Na escola em questão, notamos que a DG, a DDE e a DE configuram um perfil de gestão escolar orientativo, participativo e formativo, pois, ao mesmo tempo em que são realizadas ações de acompanhamento didático-pedagógico na rotina de trabalho dos professores de língua portuguesa e demais docentes, a gestão da escola, em Barra do Corda – MA, efetiva suas competências quanto à formação em serviço, desenvolvendo eventos para atualização de normativas e de diretrizes oficiais da rede federal junto aos seus professores.

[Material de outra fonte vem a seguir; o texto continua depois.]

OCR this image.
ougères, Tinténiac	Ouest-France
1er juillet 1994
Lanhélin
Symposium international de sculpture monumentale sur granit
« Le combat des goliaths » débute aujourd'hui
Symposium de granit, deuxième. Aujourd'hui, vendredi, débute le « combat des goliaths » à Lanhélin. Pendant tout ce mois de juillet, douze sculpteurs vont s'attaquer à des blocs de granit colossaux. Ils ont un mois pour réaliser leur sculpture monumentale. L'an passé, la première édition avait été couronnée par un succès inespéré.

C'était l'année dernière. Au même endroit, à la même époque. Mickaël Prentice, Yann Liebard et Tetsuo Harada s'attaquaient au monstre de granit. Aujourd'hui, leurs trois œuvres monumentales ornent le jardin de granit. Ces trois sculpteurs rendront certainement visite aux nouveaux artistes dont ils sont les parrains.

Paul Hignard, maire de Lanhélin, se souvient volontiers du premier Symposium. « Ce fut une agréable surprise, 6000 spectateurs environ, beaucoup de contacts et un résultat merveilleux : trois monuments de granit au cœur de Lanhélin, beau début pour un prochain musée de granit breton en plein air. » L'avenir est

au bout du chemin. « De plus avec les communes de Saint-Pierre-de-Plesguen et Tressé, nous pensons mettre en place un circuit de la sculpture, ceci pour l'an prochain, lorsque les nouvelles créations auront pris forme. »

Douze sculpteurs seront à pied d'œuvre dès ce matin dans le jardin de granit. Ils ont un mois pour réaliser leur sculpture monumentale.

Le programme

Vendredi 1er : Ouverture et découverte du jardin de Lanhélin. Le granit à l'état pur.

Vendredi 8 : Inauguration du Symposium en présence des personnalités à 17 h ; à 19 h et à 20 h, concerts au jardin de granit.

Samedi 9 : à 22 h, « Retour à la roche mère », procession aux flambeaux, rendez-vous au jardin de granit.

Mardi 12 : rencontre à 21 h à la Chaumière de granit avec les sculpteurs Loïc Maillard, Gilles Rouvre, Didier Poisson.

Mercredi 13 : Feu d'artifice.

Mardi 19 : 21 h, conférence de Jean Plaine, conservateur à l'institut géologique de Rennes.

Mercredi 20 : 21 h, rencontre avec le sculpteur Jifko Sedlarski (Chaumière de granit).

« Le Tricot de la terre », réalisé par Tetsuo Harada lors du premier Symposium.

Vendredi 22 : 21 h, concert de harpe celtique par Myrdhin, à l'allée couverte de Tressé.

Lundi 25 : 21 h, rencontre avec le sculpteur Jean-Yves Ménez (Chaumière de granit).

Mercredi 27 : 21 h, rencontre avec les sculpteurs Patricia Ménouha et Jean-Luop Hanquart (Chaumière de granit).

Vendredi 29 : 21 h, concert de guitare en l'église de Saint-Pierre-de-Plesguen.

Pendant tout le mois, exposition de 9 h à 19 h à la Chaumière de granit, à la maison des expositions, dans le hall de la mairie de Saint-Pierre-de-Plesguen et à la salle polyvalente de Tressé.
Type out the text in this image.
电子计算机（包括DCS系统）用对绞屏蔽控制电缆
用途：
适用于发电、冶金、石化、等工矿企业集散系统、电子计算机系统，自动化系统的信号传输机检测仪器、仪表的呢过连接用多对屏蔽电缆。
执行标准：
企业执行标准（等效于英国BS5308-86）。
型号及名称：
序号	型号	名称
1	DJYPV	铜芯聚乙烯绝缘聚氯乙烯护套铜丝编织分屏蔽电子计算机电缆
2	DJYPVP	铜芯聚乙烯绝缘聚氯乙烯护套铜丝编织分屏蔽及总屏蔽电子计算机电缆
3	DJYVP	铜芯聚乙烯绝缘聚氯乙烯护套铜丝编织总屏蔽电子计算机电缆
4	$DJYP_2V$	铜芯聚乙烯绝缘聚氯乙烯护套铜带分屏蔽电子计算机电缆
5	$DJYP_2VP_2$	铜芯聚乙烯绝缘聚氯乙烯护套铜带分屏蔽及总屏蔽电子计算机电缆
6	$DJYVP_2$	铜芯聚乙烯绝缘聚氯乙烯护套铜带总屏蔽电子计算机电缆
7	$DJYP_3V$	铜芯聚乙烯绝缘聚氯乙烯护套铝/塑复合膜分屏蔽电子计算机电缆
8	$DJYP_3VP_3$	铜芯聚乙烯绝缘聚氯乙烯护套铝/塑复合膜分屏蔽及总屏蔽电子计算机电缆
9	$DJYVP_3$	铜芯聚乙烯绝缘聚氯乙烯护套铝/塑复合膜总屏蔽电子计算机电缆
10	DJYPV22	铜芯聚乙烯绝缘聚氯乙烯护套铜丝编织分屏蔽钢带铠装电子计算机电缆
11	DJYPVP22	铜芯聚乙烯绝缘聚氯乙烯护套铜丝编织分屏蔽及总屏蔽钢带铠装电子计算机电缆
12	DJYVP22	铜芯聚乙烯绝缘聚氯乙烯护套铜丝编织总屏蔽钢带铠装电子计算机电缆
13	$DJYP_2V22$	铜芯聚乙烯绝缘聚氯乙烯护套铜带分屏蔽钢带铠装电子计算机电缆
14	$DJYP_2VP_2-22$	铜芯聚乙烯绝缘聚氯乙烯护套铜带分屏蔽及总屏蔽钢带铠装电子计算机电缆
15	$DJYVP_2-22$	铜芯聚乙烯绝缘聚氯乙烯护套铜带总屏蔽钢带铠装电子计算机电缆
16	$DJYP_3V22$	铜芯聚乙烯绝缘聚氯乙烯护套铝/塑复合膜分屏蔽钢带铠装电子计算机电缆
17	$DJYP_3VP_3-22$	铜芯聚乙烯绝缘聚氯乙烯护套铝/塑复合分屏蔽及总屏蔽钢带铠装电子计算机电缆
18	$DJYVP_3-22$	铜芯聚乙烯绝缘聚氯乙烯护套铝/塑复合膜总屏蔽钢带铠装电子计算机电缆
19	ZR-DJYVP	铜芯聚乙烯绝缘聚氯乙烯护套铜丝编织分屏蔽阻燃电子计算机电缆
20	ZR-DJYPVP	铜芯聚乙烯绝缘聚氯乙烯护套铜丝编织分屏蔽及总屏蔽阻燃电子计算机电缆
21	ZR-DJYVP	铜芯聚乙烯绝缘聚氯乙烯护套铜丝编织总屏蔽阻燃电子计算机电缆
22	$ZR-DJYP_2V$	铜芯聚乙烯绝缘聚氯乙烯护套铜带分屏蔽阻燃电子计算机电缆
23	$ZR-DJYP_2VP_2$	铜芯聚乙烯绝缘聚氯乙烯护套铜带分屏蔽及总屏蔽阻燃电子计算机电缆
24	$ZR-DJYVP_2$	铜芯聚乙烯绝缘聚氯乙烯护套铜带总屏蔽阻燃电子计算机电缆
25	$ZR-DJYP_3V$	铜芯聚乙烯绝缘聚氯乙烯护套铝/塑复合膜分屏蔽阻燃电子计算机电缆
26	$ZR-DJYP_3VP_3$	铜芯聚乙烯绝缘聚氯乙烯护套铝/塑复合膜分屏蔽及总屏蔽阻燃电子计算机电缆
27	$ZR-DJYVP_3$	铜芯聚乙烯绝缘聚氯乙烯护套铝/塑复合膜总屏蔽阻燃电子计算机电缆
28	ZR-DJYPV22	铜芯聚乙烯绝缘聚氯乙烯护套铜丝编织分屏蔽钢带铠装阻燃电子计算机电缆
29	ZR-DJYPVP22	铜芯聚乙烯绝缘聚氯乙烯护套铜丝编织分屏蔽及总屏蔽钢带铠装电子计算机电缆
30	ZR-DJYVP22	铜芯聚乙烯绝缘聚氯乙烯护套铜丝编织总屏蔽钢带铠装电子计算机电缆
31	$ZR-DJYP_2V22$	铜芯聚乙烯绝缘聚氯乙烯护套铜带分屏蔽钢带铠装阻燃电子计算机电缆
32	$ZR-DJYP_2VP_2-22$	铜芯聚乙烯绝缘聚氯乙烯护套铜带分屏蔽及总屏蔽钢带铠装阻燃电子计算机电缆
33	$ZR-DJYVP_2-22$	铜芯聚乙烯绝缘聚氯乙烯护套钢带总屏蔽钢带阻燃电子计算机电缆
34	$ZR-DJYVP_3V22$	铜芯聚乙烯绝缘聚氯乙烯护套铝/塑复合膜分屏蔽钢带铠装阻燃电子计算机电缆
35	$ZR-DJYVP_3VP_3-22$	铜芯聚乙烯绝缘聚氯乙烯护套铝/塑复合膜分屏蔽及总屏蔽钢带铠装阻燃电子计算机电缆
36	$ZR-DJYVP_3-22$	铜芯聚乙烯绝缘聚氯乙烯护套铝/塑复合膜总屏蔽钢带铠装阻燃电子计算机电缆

Acreditamos que, pouco a pouco, por meio do desenvolvimento de mais estudos sobre a prática docente em língua portuguesa, de releituras metodológicas e de produções acadêmicas, oriundas de interações sociais no âmbito escolar, consigamos avançar, no sentido de um agir voltado para a excelência no ensino de língua portuguesa, comprovada, entre outros fatores, pelos resultados de aprendizagem dos alunos.

 

Considerações finais

 

No atual momento, o ensino de língua portuguesa vive um período que nos exige rápidas transformações. O professor e a escola tradicional que resistem às evoluções serão, possivelmente, superados não só pelo novo aluno, mas também por novos paradigmas.

Considerando-se o problema e os objetivos que mobilizaram a realização desta pesquisa, bem como as análises realizadas neste trabalho, pode-se afirmar que a percepção dos gestores sobre a qualidade do ensino de língua portuguesa possui um caráter pedagógico orientativo e, até mesmo, formativo. Nesse sentido, o professor poderá agir mais assertivamente, tendo, entre outros ideais, o de oportunizar aos alunos a chance de produzir, não mais reproduzir, conhecimentos acerca da linguagem.

Quanto às limitações para obtenção dos resultados, a principal foi a forma de aplicação do questionário, que foi planejada para ser feita presencialmente, mas, precisou ser remota, por meio do envio digital das questões aos gestores. Isso foi feito de duas maneiras: uma, à título de verificação da viabilidade ética do questionário; e, outra, após o aceite dos gestores, enquanto geração oficial de dados.

Devido a dificuldades tecnológicas, envolvendo redes de internet e/ou justificadas pelo contexto de pandemia da COVID-19, a logística da geração remota de informações e o tempo de análise também sofreram impactos, mas as modificações não comprometeram a discussão dos resultados.

Como pontos positivos deste trabalho, destacamos o caráter norteador, de orientação e o potencial formativo discutidos, no que dizem respeito ao ensino de língua portuguesa na educação profissional, pois as informações fornecidas pelos gestores entrevistados se apresentaram bastante pontuais, atendendo aos anseios das questões de pesquisa, devido, principalmente, à clareza com a qual foram comunicadas.

Nossas discussões foram possíveis porque o potencial científico, percebido nos dados, relacionam-se, não apenas com teorias, mas, também, com a proposta pedagógica, com os ideais formativos e com os valores culturais que foram observados nas fases de pesquisa documental e nas interações com os participantes do estudo. Contudo, não pretendemos o esgotamento do tema, ao contrário, esperamos que novas investigações se utilizem, assim como o fizemos, de vozes da gestão escolar como princípio orientativo e formativo para os professores.